Elizabeth MayWhat’s our new leader like?

She’s in control in a media scrum.  She’s knowledgeable on every topic that comes up.  She quotes facts, dates, numbers and people in a relentless barrage.  She contrasts current policies with others that have worked better at other times or in other places.  She points out contradictions in government strategies and leads the listener through to reasonable solutions.  Best of all, she does it while oozing grace and good humour, smiling all along.

She’s not afraid of controversial topics.  She immediately embraced the policy resolution to withdraw from NAFTA and announced it in her leadership speech.  She spoke about how NAFTA has served to degrade our labour and environmental laws.  She pointed out that when we have finally won a long and protracted legal battle over softwood lumber through NAFTA, we’ve had to back down and accept an American compromise instead, and that we have better protections through existing international trade documents.

At the convention, surrounded by friends and supporters, the grace and good humour remain, but she spends more time listening and less time dropping names and facts.  She has a moment and a kind word for everyone.  She comes across as warm and sincere, introducing you to others and remembering to express what you may have in common and to praise any work you’ve done.

At the debate presented by the Rotary Club, she got up to the podium, started speaking, realized she was hoarse and grabbed her neighbour’s water, noting that she hoped he didn’t mind while smiling all the while, then pointing out that now they were very close.  I can only remember that kind of fearless charming confidence in two women I’ve met, both of whom I admired tremendously.  Seeing that kickstarted my admiration of Elizabeth herself, not just for her work as an activist, but as a person.

At her house party, she’s most natural of all.  The party is so huge that my taxi driver comments that all the taxis seem to be going there.  She leaves everyone briefly to give an interview.  Someone reminds her to brush her hair.  Later, as the crowds disperse, Elizabeth grabs a huge bowl of chips, plops herself into a chair and starts eating, offering to share with her neighbours.  Later still, with some guests sleeping scattered on sofas, others talking quietly, she suggests to me that the best place to sleep is in her bed, if that’s okay with me.  It’s okay with me.  So there I am, with Spunky the dog snoring at my feet, conspiring with Elizabeth May over Rosie the cat being patted between us.

The Green Party is in very good and capable hands.

2 responses to “Our new leader — Elizabeth May”

  1. Andrew James writes:

    Nice post Adriana.

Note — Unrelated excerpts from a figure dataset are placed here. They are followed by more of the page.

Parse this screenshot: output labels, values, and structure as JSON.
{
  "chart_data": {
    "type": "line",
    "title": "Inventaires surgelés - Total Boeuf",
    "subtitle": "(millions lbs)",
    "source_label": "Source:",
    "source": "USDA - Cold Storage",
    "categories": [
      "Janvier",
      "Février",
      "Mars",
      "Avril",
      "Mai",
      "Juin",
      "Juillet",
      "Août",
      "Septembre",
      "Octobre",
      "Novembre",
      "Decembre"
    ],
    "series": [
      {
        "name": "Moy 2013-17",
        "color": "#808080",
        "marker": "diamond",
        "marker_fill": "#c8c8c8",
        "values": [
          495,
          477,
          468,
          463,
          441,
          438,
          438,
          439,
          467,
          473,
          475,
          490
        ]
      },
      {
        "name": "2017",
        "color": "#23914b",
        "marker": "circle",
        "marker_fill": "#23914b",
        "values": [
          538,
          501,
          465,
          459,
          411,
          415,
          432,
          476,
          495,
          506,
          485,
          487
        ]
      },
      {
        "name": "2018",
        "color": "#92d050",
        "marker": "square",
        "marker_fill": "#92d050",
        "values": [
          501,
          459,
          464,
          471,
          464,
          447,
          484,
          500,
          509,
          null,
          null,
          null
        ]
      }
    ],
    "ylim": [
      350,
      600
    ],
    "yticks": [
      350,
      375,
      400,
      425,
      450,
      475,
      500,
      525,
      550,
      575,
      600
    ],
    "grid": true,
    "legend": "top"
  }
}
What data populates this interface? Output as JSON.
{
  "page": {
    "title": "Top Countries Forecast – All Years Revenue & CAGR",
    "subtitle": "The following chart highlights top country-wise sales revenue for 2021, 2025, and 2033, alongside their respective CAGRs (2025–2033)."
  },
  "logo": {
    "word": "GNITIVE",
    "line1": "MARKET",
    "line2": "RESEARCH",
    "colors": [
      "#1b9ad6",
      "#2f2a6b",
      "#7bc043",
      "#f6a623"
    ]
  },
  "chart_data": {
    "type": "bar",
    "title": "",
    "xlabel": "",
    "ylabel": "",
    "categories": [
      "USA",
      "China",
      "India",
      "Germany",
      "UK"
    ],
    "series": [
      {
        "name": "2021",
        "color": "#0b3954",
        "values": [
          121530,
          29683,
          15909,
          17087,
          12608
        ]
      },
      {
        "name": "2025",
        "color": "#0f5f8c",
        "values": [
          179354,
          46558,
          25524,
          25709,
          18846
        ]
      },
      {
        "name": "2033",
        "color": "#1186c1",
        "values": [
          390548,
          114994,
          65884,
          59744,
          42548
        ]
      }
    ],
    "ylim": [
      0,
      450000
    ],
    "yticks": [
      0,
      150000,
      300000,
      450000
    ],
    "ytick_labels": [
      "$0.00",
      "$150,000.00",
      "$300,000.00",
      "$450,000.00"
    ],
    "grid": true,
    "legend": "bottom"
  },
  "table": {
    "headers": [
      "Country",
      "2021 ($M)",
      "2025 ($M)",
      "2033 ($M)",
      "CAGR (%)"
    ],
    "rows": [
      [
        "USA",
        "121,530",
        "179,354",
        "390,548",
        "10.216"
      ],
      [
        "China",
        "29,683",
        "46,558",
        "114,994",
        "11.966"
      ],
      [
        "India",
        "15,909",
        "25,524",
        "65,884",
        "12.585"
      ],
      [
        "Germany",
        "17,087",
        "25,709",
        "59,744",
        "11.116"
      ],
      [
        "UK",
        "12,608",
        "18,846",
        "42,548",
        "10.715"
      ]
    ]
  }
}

I supported David C., but I realized after his concession speech and Elizabeth’s victory speech that she was the better choice. She’s earned the right to lead this party.

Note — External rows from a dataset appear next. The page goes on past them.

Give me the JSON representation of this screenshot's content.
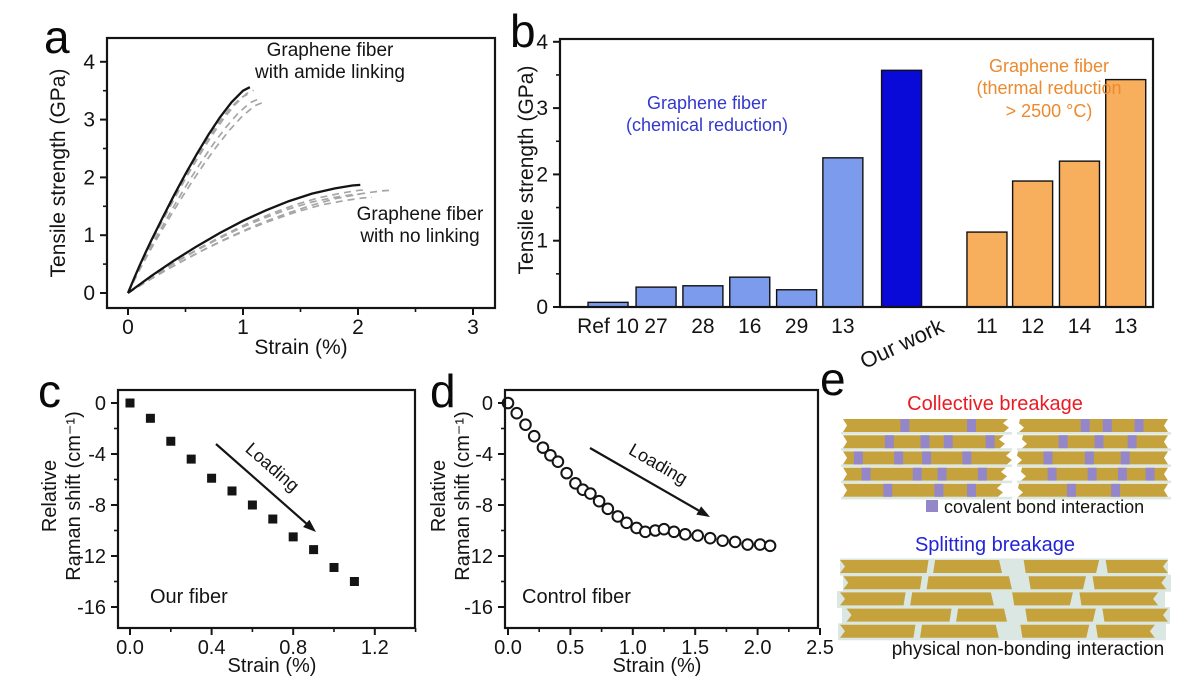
{
  "panels": {
    "a": "a",
    "b": "b",
    "c": "c",
    "d": "d",
    "e": "e"
  },
  "colors": {
    "light_blue": "#7D9BEC",
    "dark_blue": "#0909D8",
    "orange_bar": "#F8AF5D",
    "blue_text": "#3338CE",
    "orange_text": "#EC8A2E",
    "red_text": "#EA1B22",
    "blue_title": "#2224D8",
    "tan": "#C6A23D",
    "purple": "#9487C9",
    "mortar": "#DAE7E2",
    "dash_gray": "#A6A6A6",
    "axis": "#141414"
  },
  "chart_data": [
    {
      "id": "a",
      "type": "line",
      "xlabel": "Strain (%)",
      "ylabel": "Tensile strength (GPa)",
      "xlim": [
        -0.18,
        3.19
      ],
      "ylim": [
        -0.26,
        4.41
      ],
      "xticks": [
        0,
        1,
        2,
        3
      ],
      "xtick_labels": [
        "0",
        "1",
        "2",
        "3"
      ],
      "xminor": [
        0.5,
        1.5,
        2.5
      ],
      "yticks": [
        0,
        1,
        2,
        3,
        4
      ],
      "ytick_labels": [
        "0",
        "1",
        "2",
        "3",
        "4"
      ],
      "yminor": [
        0.5,
        1.5,
        2.5,
        3.5
      ],
      "series": [
        {
          "name": "Graphene fiber with amide linking",
          "points": [
            [
              0,
              0
            ],
            [
              0.05,
              0.24
            ],
            [
              0.1,
              0.47
            ],
            [
              0.15,
              0.69
            ],
            [
              0.2,
              0.9
            ],
            [
              0.3,
              1.3
            ],
            [
              0.4,
              1.69
            ],
            [
              0.5,
              2.06
            ],
            [
              0.6,
              2.41
            ],
            [
              0.7,
              2.74
            ],
            [
              0.8,
              3.04
            ],
            [
              0.9,
              3.3
            ],
            [
              1.0,
              3.5
            ],
            [
              1.06,
              3.56
            ]
          ],
          "replicates": [
            [
              0.98,
              0.965
            ],
            [
              1.03,
              0.985
            ],
            [
              1.06,
              0.94
            ],
            [
              1.1,
              0.925
            ]
          ]
        },
        {
          "name": "Graphene fiber with no linking",
          "points": [
            [
              0,
              0
            ],
            [
              0.2,
              0.29
            ],
            [
              0.4,
              0.56
            ],
            [
              0.6,
              0.81
            ],
            [
              0.8,
              1.04
            ],
            [
              1.0,
              1.25
            ],
            [
              1.2,
              1.43
            ],
            [
              1.4,
              1.59
            ],
            [
              1.6,
              1.72
            ],
            [
              1.8,
              1.81
            ],
            [
              1.95,
              1.86
            ],
            [
              2.02,
              1.87
            ]
          ],
          "replicates": [
            [
              1.03,
              0.955
            ],
            [
              1.0,
              0.915
            ],
            [
              1.05,
              0.885
            ],
            [
              1.13,
              0.95
            ]
          ]
        }
      ],
      "annotations": {
        "amide": "Graphene fiber\nwith amide linking",
        "nolink": "Graphene fiber\nwith no linking"
      }
    },
    {
      "id": "b",
      "type": "bar",
      "ylabel": "Tensile strength (GPa)",
      "ylim": [
        0,
        4.04
      ],
      "categories": [
        "Ref 10",
        "27",
        "28",
        "16",
        "29",
        "13",
        "Our work",
        "11",
        "12",
        "14",
        "13"
      ],
      "values": [
        0.07,
        0.3,
        0.32,
        0.45,
        0.26,
        2.25,
        3.57,
        1.13,
        1.9,
        2.2,
        3.43
      ],
      "groups": [
        "chemical",
        "chemical",
        "chemical",
        "chemical",
        "chemical",
        "chemical",
        "ourwork",
        "thermal",
        "thermal",
        "thermal",
        "thermal"
      ],
      "positions": [
        0.081,
        0.162,
        0.241,
        0.32,
        0.399,
        0.477,
        0.576,
        0.72,
        0.797,
        0.876,
        0.954
      ],
      "yticks": [
        0,
        1,
        2,
        3,
        4
      ],
      "ytick_labels": [
        "0",
        "1",
        "2",
        "3",
        "4"
      ],
      "yminor": [
        0.5,
        1.5,
        2.5,
        3.5
      ],
      "rotated_category": "Our work",
      "annotations": {
        "chemical": "Graphene fiber\n(chemical reduction)",
        "thermal": "Graphene fiber\n(thermal reduction\n> 2500 °C)"
      }
    },
    {
      "id": "c",
      "type": "scatter",
      "marker": "square",
      "xlabel": "Strain (%)",
      "ylabel": "Relative\nRaman shift (cm⁻¹)",
      "xlim": [
        -0.06,
        1.45
      ],
      "ylim": [
        -17.6,
        1.0
      ],
      "xticks": [
        0,
        0.4,
        0.8,
        1.2
      ],
      "xtick_labels": [
        "0.0",
        "0.4",
        "0.8",
        "1.2"
      ],
      "xminor": [
        0.2,
        0.6,
        1.0,
        1.4
      ],
      "yticks": [
        0,
        -4,
        -8,
        -12,
        -16
      ],
      "ytick_labels": [
        "0",
        "-4",
        "-8",
        "-12",
        "-16"
      ],
      "yminor": [
        -2,
        -6,
        -10,
        -14
      ],
      "points": [
        [
          0,
          0
        ],
        [
          0.1,
          -1.2
        ],
        [
          0.2,
          -3.0
        ],
        [
          0.3,
          -4.4
        ],
        [
          0.4,
          -5.9
        ],
        [
          0.5,
          -6.9
        ],
        [
          0.6,
          -8.0
        ],
        [
          0.7,
          -9.1
        ],
        [
          0.8,
          -10.5
        ],
        [
          0.9,
          -11.5
        ],
        [
          1.0,
          -12.9
        ],
        [
          1.1,
          -14.0
        ]
      ],
      "annotations": {
        "label": "Our fiber",
        "loading": "Loading"
      }
    },
    {
      "id": "d",
      "type": "scatter",
      "marker": "circle",
      "xlabel": "Strain (%)",
      "ylabel": "Relative\nRaman shift (cm⁻¹)",
      "xlim": [
        -0.03,
        2.48
      ],
      "ylim": [
        -17.6,
        1.0
      ],
      "xticks": [
        0,
        0.5,
        1.0,
        1.5,
        2.0,
        2.5
      ],
      "xtick_labels": [
        "0.0",
        "0.5",
        "1.0",
        "1.5",
        "2.0",
        "2.5"
      ],
      "xminor": [
        0.25,
        0.75,
        1.25,
        1.75,
        2.25
      ],
      "yticks": [
        0,
        -4,
        -8,
        -12,
        -16
      ],
      "ytick_labels": [
        "0",
        "-4",
        "-8",
        "-12",
        "-16"
      ],
      "yminor": [
        -2,
        -6,
        -10,
        -14
      ],
      "points": [
        [
          0,
          0
        ],
        [
          0.07,
          -0.8
        ],
        [
          0.14,
          -1.7
        ],
        [
          0.21,
          -2.6
        ],
        [
          0.28,
          -3.5
        ],
        [
          0.34,
          -4.1
        ],
        [
          0.4,
          -4.6
        ],
        [
          0.47,
          -5.5
        ],
        [
          0.54,
          -6.3
        ],
        [
          0.6,
          -6.8
        ],
        [
          0.66,
          -7.1
        ],
        [
          0.73,
          -7.7
        ],
        [
          0.8,
          -8.3
        ],
        [
          0.88,
          -8.9
        ],
        [
          0.95,
          -9.4
        ],
        [
          1.03,
          -9.8
        ],
        [
          1.1,
          -10.1
        ],
        [
          1.18,
          -10.0
        ],
        [
          1.25,
          -9.9
        ],
        [
          1.33,
          -10.1
        ],
        [
          1.42,
          -10.3
        ],
        [
          1.52,
          -10.4
        ],
        [
          1.62,
          -10.6
        ],
        [
          1.72,
          -10.8
        ],
        [
          1.82,
          -10.9
        ],
        [
          1.92,
          -11.1
        ],
        [
          2.02,
          -11.1
        ],
        [
          2.1,
          -11.2
        ]
      ],
      "annotations": {
        "label": "Control fiber",
        "loading": "Loading"
      }
    }
  ],
  "panel_e": {
    "title_collective": "Collective breakage",
    "legend_text": "covalent bond interaction",
    "title_splitting": "Splitting breakage",
    "caption": "physical non-bonding interaction",
    "collective": {
      "left_purple": [
        [
          0.37,
          0.8
        ],
        [
          0.27,
          0.5,
          0.65,
          0.92
        ],
        [
          0.07,
          0.33,
          0.51,
          0.77
        ],
        [
          0.12,
          0.45,
          0.61,
          0.87
        ],
        [
          0.26,
          0.59,
          0.8
        ]
      ],
      "right_purple": [
        [
          0.44,
          0.6,
          0.83
        ],
        [
          0.28,
          0.54,
          0.78
        ],
        [
          0.17,
          0.47,
          0.73
        ],
        [
          0.2,
          0.49,
          0.71,
          0.91
        ],
        [
          0.34,
          0.66
        ]
      ]
    },
    "splitting": {
      "rows": [
        [
          [
            0.0,
            0.27
          ],
          [
            0.29,
            0.485
          ],
          [
            0.56,
            0.79
          ],
          [
            0.81,
            1.0
          ]
        ],
        [
          [
            0.01,
            0.25
          ],
          [
            0.27,
            0.515
          ],
          [
            0.575,
            0.75
          ],
          [
            0.77,
            0.995
          ]
        ],
        [
          [
            0.0,
            0.2
          ],
          [
            0.22,
            0.46
          ],
          [
            0.525,
            0.71
          ],
          [
            0.73,
            0.97
          ]
        ],
        [
          [
            0.02,
            0.34
          ],
          [
            0.36,
            0.5
          ],
          [
            0.565,
            0.78
          ],
          [
            0.8,
            1.0
          ]
        ],
        [
          [
            0.0,
            0.23
          ],
          [
            0.25,
            0.475
          ],
          [
            0.55,
            0.76
          ],
          [
            0.78,
            0.96
          ]
        ]
      ]
    }
  }
}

    My main concern with her victory is the optics, i.e. that business/professional people (such as myself) who were attracted to the party by Jim’s emphasis on fiscal, uh, conservatism along with social liberalism may be put off by apparently “radical” policy pronouncements. The GPC should not be a fringe protest party, obsessed with social justice issues and business malfeasance. That’s the NDP’s job, and we’ll get no traction there.

    I am currently wondering how to best send a message to the public that business/professionals will still feel comfortable in this party. That’s Elizabeth’s job, and I can only hope that it’s also her inclination.

  2. Stephen Davies writes:

    I certainly was not put off by May’s election at the recent GPC convention. I was very pleased to see the GPC delegates elect her and can assure you (as a business/professional type) that I am not put off. I agree the GPC should not be a fringe protest party. IMHO, GPC needs to communicate a comprehensive policy platform that provides a viable long term stance across all sectors of public life.

    In that regard, one area where I think the GPC is currently vulnerable is with respect to its foreign policy and I don’t understand why. It isn’t hard to see the similarities between the dominator culture that feeds the military industrial complex and the dominator culture that consumes our natural capital without regard to long term sustainability.

    Hopefully, Elizabeth May will draw out this common thread and use it to make Canada’s military involvement overseas (i.e. Afghanistan) a wedge issue in the next election.